Un changement progressif s’est amorcé avec l’ouverture de la Chine après 1978, initiée par les réformes de Deng Xiaoping. Depuis, l’évolution de la relation entre l’ASEAN et la Chine se caractérise par une dynamique ambivalente : d’un côté, une coopération économique de plus en plus étroite ; de l’autre, des tensions géopolitiques persistantes, notamment avec les Philippines sous Marcos Jr autour de la mer de Chine méridionale, bien que largement atténuées au fil du temps au travers des négociations relatives au Code de conduite.
Équilibrisme stratégique (« hedging [2]»)

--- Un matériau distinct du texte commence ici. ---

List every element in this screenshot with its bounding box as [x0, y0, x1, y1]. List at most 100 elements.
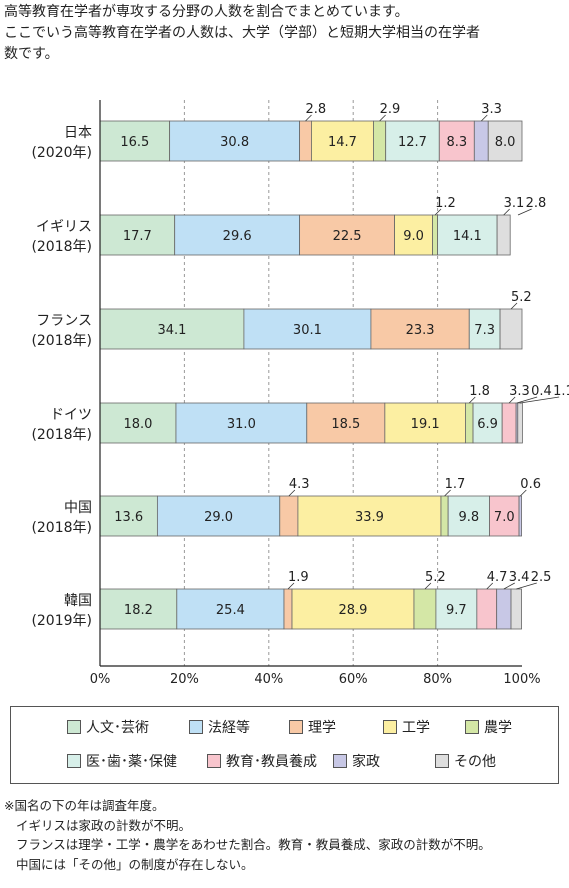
- value-label: 13.6: [114, 510, 143, 525]
- legend-swatch: [67, 720, 81, 734]
- note-3: フランスは理学・工学・農学をあわせた割合。教育・教員養成、家政の計数が不明。: [16, 837, 491, 852]
- legend-swatch: [465, 720, 479, 734]
- value-label: 29.0: [204, 510, 233, 525]
- legend-label: その他: [454, 754, 496, 770]
- bar-segment: [468, 308, 501, 350]
- legend-swatch: [383, 720, 397, 734]
- bar-segment: [435, 588, 478, 630]
- legend-item: 家政: [333, 751, 380, 771]
- value-label: 17.7: [123, 229, 152, 244]
- category-year-label: (2018年): [31, 427, 92, 443]
- legend-item: 人文･芸術: [67, 717, 149, 737]
- category-year-label: (2020年): [31, 145, 92, 161]
- intro-line-1: 高等教育在学者が専攻する分野の人数を割合でまとめています。: [4, 4, 409, 20]
- bar-segment: [169, 120, 301, 162]
- callout-leader: [379, 114, 386, 122]
- legend-swatch: [435, 754, 449, 768]
- callout-leader: [434, 208, 442, 216]
- value-label-callout: 4.3: [289, 477, 310, 492]
- callout-leader: [288, 489, 296, 497]
- callout-leader: [503, 582, 515, 590]
- stacked-bar-chart: 16.5 30.8 14.7 12.7 8.3 8.0 2.8 2.9 3.3 日本 (2020年)…: [31, 100, 569, 687]
- bar-segment: [291, 588, 415, 630]
- callout-leader: [510, 302, 518, 310]
- bar-segment: [518, 495, 522, 537]
- notes: ※国名の下の年は調査年度。 イギリスは家政の計数が不明。 フランスは理学・工学・…: [4, 796, 491, 874]
- callout-leader: [486, 582, 494, 590]
- bar-segment: [465, 402, 474, 444]
- legend-swatch: [333, 754, 347, 768]
- bar-segment: [499, 308, 523, 350]
- category-year-label: (2019年): [31, 613, 92, 629]
- value-label-callout: 5.2: [425, 570, 446, 585]
- value-label: 31.0: [227, 417, 256, 432]
- legend-label: 法経等: [208, 720, 250, 736]
- legend-item: 農学: [465, 717, 512, 737]
- category-year-label: (2018年): [31, 333, 92, 349]
- value-label: 22.5: [333, 229, 362, 244]
- callout-leader: [287, 582, 295, 590]
- callout-leader: [517, 208, 532, 216]
- value-label: 16.5: [120, 135, 149, 150]
- callout-leader: [503, 208, 510, 216]
- x-tick-label: 20%: [170, 672, 199, 687]
- bar-segment: [176, 588, 285, 630]
- callout-leader: [520, 396, 560, 404]
- bar-segment: [487, 120, 523, 162]
- value-label-callout: 2.8: [306, 102, 327, 117]
- bar-segment: [438, 120, 475, 162]
- legend-swatch: [189, 720, 203, 734]
- value-label: 6.9: [477, 417, 498, 432]
- x-tick-label: 100%: [503, 672, 540, 687]
- value-label-callout: 0.6: [520, 477, 541, 492]
- callout-leader: [516, 582, 537, 590]
- category-label: 韓国: [64, 593, 92, 609]
- bar-segment: [306, 402, 386, 444]
- bar-segment: [99, 120, 171, 162]
- note-4: 中国には「その他」の制度が存在しない。: [16, 856, 254, 872]
- value-label-callout: 1.1: [553, 384, 569, 399]
- bar-segment: [496, 588, 512, 630]
- bar-segment: [476, 588, 498, 630]
- bar-segment: [432, 214, 439, 256]
- value-label-callout: 1.2: [435, 196, 456, 211]
- value-label: 18.2: [124, 603, 153, 618]
- value-label: 14.1: [453, 229, 482, 244]
- legend-swatch: [289, 720, 303, 734]
- value-label: 30.8: [220, 135, 249, 150]
- bar-segment: [297, 495, 442, 537]
- legend: 人文･芸術 法経等 理学 工学 農学 医･歯･薬･保健 教育･教員養成 家政 その他: [10, 706, 559, 784]
- x-tick-label: 80%: [423, 672, 452, 687]
- bar-segment: [517, 402, 523, 444]
- x-tick-label: 0%: [90, 672, 111, 687]
- callout-leader: [480, 114, 488, 122]
- category-label: イギリス: [36, 219, 92, 235]
- x-tick-label: 40%: [254, 672, 283, 687]
- legend-item: その他: [435, 751, 496, 771]
- value-label: 34.1: [157, 323, 186, 338]
- note-1: ※国名の下の年は調査年度。: [4, 798, 165, 813]
- value-label-callout: 1.9: [288, 570, 309, 585]
- value-label: 9.7: [446, 603, 467, 618]
- value-label-callout: 3.4: [509, 570, 530, 585]
- value-label-callout: 1.8: [469, 384, 490, 399]
- value-label: 9.0: [403, 229, 424, 244]
- bar-segment: [472, 402, 503, 444]
- callout-leader: [508, 396, 516, 404]
- bar-segment: [473, 120, 489, 162]
- legend-item: 工学: [383, 717, 430, 737]
- callout-leader: [468, 396, 476, 404]
- value-label: 8.3: [446, 135, 467, 150]
- bar-segment: [510, 588, 522, 630]
- value-label: 7.3: [474, 323, 495, 338]
- callout-leader: [520, 489, 527, 497]
- legend-label: 農学: [484, 720, 512, 736]
- bar-segment: [175, 402, 308, 444]
- bar-segment: [283, 588, 293, 630]
- value-label: 18.5: [331, 417, 360, 432]
- legend-swatch: [207, 754, 221, 768]
- legend-item: 教育･教員養成: [207, 751, 317, 771]
- callout-leader: [305, 114, 312, 122]
- legend-label: 教育･教員養成: [226, 754, 317, 770]
- note-2: イギリスは家政の計数が不明。: [16, 817, 192, 833]
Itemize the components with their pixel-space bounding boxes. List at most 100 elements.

Beaucoup de pays de l’ASEAN adoptent une stratégie d’équilibrisme entre la Chine et les puissances occidentales (notamment les États-Unis et l’Union européenne). Ils cherchent à tirer parti des avantages économiques de la Chine (investissements, commerce, intégration régionale via la BRI, etc.), à maintenir des liens sécuritaires et économiques avec l’Occident (en particulier avec les États-Unis, le Japon, l’Australie et l’UE) et à éviter de choisir un camp, en misant sur une diplomatie multivectorielle.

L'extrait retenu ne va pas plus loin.